The footsteps of her escort echoed down the hall. They were coming for her. She felt the edge of the razor sharp switchblade… Unprepared until now. She sheathed the blade and put it down the front of her shirt, figuring that if any raider decided to search her that thoroughly, she'd need it anyway.


Gallows sat behind a rock near the entrance to the tunnel. His sniper rifle was out and scanning the treeline continuously. He was waiting for the orange flash. It was out there, he knew it. Watching…waiting…and he was not going to let it go.

"Still out here?" a voice asked. Paladin Kodiak sat down beside him, removed his helmet and pulled out a candy bar.

"Shh…" Gallows hissed, staring at a rock some distance away. If he squinted at the right angle, it looked like a Supermutant. He tried to remember if it had been there the previous night.

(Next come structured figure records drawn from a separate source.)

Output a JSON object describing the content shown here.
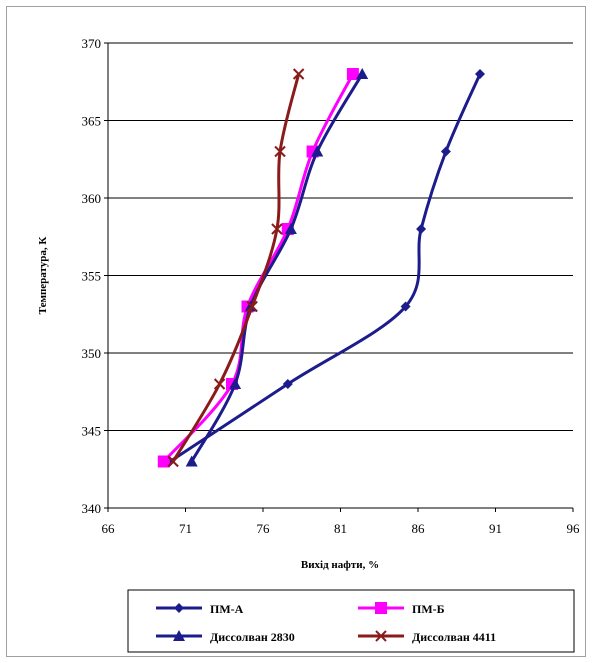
{
  "chart_data": {
    "type": "line",
    "title": "",
    "xlabel": "Вихід нафти, %",
    "ylabel": "Температура, К",
    "xlim": [
      66,
      96
    ],
    "ylim": [
      340,
      370
    ],
    "xticks": [
      66,
      71,
      76,
      81,
      86,
      91,
      96
    ],
    "yticks": [
      340,
      345,
      350,
      355,
      360,
      365,
      370
    ],
    "grid": "horizontal",
    "legend_position": "bottom",
    "series": [
      {
        "name": "ПМ-А",
        "color": "#1c1c8c",
        "marker": "diamond",
        "x": [
          70.0,
          77.6,
          85.2,
          86.2,
          87.8,
          90.0
        ],
        "y": [
          343,
          348,
          353,
          358,
          363,
          368
        ]
      },
      {
        "name": "ПМ-Б",
        "color": "#ff00ff",
        "marker": "square",
        "x": [
          69.6,
          74.0,
          75.0,
          77.6,
          79.2,
          81.8
        ],
        "y": [
          343,
          348,
          353,
          358,
          363,
          368
        ]
      },
      {
        "name": "Диссолван 2830",
        "color": "#1c1c8c",
        "marker": "triangle",
        "x": [
          71.4,
          74.2,
          75.2,
          77.8,
          79.5,
          82.4
        ],
        "y": [
          343,
          348,
          353,
          358,
          363,
          368
        ]
      },
      {
        "name": "Диссолван 4411",
        "color": "#8b1a1a",
        "marker": "x",
        "x": [
          70.2,
          73.2,
          75.3,
          76.9,
          77.1,
          78.3
        ],
        "y": [
          343,
          348,
          353,
          358,
          363,
          368
        ]
      }
    ]
  }
}
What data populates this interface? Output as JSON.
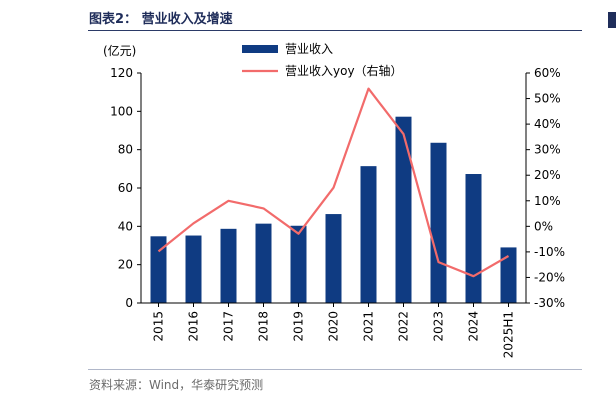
{
  "figure": {
    "title": "图表2：  营业收入及增速",
    "source": "资料来源：Wind，华泰研究预测"
  },
  "chart_data": {
    "type": "bar",
    "categories": [
      "2015",
      "2016",
      "2017",
      "2018",
      "2019",
      "2020",
      "2021",
      "2022",
      "2023",
      "2024",
      "2025H1"
    ],
    "series": [
      {
        "name": "营业收入",
        "type": "bar",
        "axis": "left",
        "color": "#0f3b82",
        "values": [
          34.8,
          35.2,
          38.7,
          41.4,
          40.3,
          46.4,
          71.4,
          97.2,
          83.6,
          67.3,
          29.0
        ]
      },
      {
        "name": "营业收入yoy（右轴）",
        "type": "line",
        "axis": "right",
        "color": "#f26b6b",
        "values": [
          -9.8,
          1.2,
          10.0,
          7.0,
          -2.9,
          15.1,
          53.9,
          36.1,
          -14.0,
          -19.5,
          -11.6
        ]
      }
    ],
    "ylabel": "(亿元)",
    "ylim": [
      0,
      120
    ],
    "yticks": [
      "0",
      "20",
      "40",
      "60",
      "80",
      "100",
      "120"
    ],
    "y2lim": [
      -30,
      60
    ],
    "y2ticks": [
      "-30%",
      "-20%",
      "-10%",
      "0%",
      "10%",
      "20%",
      "30%",
      "40%",
      "50%",
      "60%"
    ],
    "legend_position": "top-center",
    "grid": false
  }
}
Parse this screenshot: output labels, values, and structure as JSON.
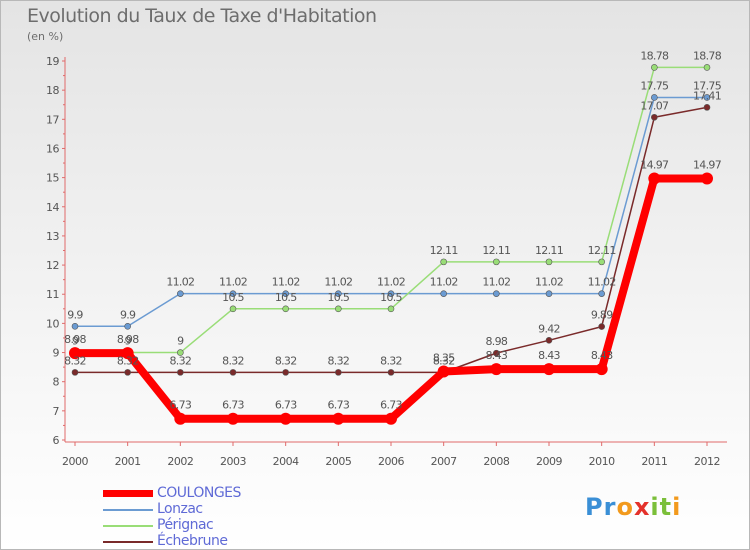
{
  "header": {
    "title": "Evolution du Taux de Taxe d'Habitation",
    "unit": "(en %)"
  },
  "chart_data": {
    "type": "line",
    "title": "Evolution du Taux de Taxe d'Habitation",
    "ylabel": "(en %)",
    "xlabel": "",
    "x": [
      "2000",
      "2001",
      "2002",
      "2003",
      "2004",
      "2005",
      "2006",
      "2007",
      "2008",
      "2009",
      "2010",
      "2011",
      "2012"
    ],
    "ylim": [
      6,
      19
    ],
    "yticks": [
      "6",
      "7",
      "8",
      "9",
      "10",
      "11",
      "12",
      "13",
      "14",
      "15",
      "16",
      "17",
      "18",
      "19"
    ],
    "grid": false,
    "legend": "bottom-left",
    "series": [
      {
        "name": "COULONGES",
        "color": "#ff0000",
        "values": [
          8.98,
          8.98,
          6.73,
          6.73,
          6.73,
          6.73,
          6.73,
          8.35,
          8.43,
          8.43,
          8.43,
          14.97,
          14.97
        ],
        "labels": [
          "8.98",
          "8.98",
          "6.73",
          "6.73",
          "6.73",
          "6.73",
          "6.73",
          "8.35",
          "8.43",
          "8.43",
          "8.43",
          "14.97",
          "14.97"
        ]
      },
      {
        "name": "Lonzac",
        "color": "#6b9bd2",
        "values": [
          9.9,
          9.9,
          11.02,
          11.02,
          11.02,
          11.02,
          11.02,
          11.02,
          11.02,
          11.02,
          11.02,
          17.75,
          17.75
        ],
        "labels": [
          "9.9",
          "9.9",
          "11.02",
          "11.02",
          "11.02",
          "11.02",
          "11.02",
          "11.02",
          "11.02",
          "11.02",
          "11.02",
          "17.75",
          "17.75"
        ]
      },
      {
        "name": "Pérignac",
        "color": "#99dd77",
        "values": [
          9,
          9,
          9,
          10.5,
          10.5,
          10.5,
          10.5,
          12.11,
          12.11,
          12.11,
          12.11,
          18.78,
          18.78
        ],
        "labels": [
          "9",
          "9",
          "9",
          "10.5",
          "10.5",
          "10.5",
          "10.5",
          "12.11",
          "12.11",
          "12.11",
          "12.11",
          "18.78",
          "18.78"
        ]
      },
      {
        "name": "Échebrune",
        "color": "#7a2a2a",
        "values": [
          8.32,
          8.32,
          8.32,
          8.32,
          8.32,
          8.32,
          8.32,
          8.32,
          8.98,
          9.42,
          9.89,
          17.07,
          17.41
        ],
        "labels": [
          "8.32",
          "8.32",
          "8.32",
          "8.32",
          "8.32",
          "8.32",
          "8.32",
          "8.32",
          "8.98",
          "9.42",
          "9.89",
          "17.07",
          "17.41"
        ]
      }
    ]
  },
  "logo": {
    "letters": [
      "P",
      "r",
      "o",
      "x",
      "i",
      "t",
      "i"
    ],
    "colors": [
      "#3a8fd6",
      "#3a8fd6",
      "#f29a1d",
      "#e4322b",
      "#7bbf3a",
      "#7bbf3a",
      "#f29a1d"
    ]
  }
}
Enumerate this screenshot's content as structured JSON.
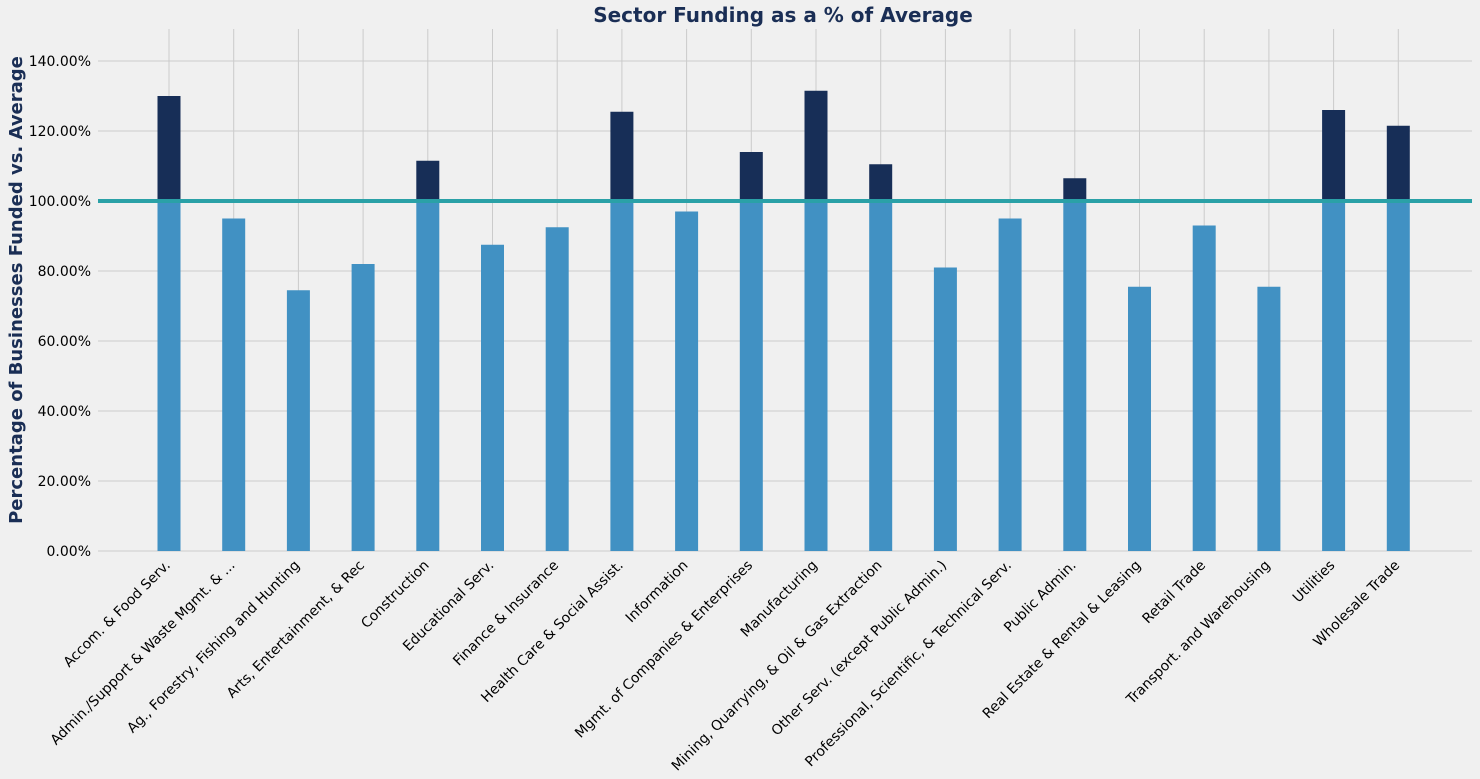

"Man, Dusk was right; you are obsessed." Kodiak said, taking a bite out of his candy bar.

"I'm a brotherhood soldier. We must kill Supermutants. That thing is a Supermutant, therefore I must kill it." Gallows said mechanically.

"Well yeah, but it's just one Supermutant."

"No, this one's different. It can think, plan, and talk. It's a smart Supermutant, and I cannot continue to allow it to exist. What if it takes command?"

"You're just a little paranoid," Kodiak said, patting him on the shoulder, "…Irving."

Gallows didn't answer.

"There it is!" Kodiak shouted suddenly, pointing to Gallows' side.

The Black Ops specialist twisted instantly and searched the trees for his prey. Then he heard Kodiak's laughter and realized what had happened.

"Go away." He told the paladin.

"Roger roger." Kodiak replied, grinning, "You keep watching those trees. Make sure they don't sneak up on us. Turns out Colvin brought a radio along. I'm going to go listen to Three-Dog."

He left Gallows in peace. The spec. ops. Soldier resumed his watch. He tried to find the supermutant-shaped rock, but couldn't. It was gone.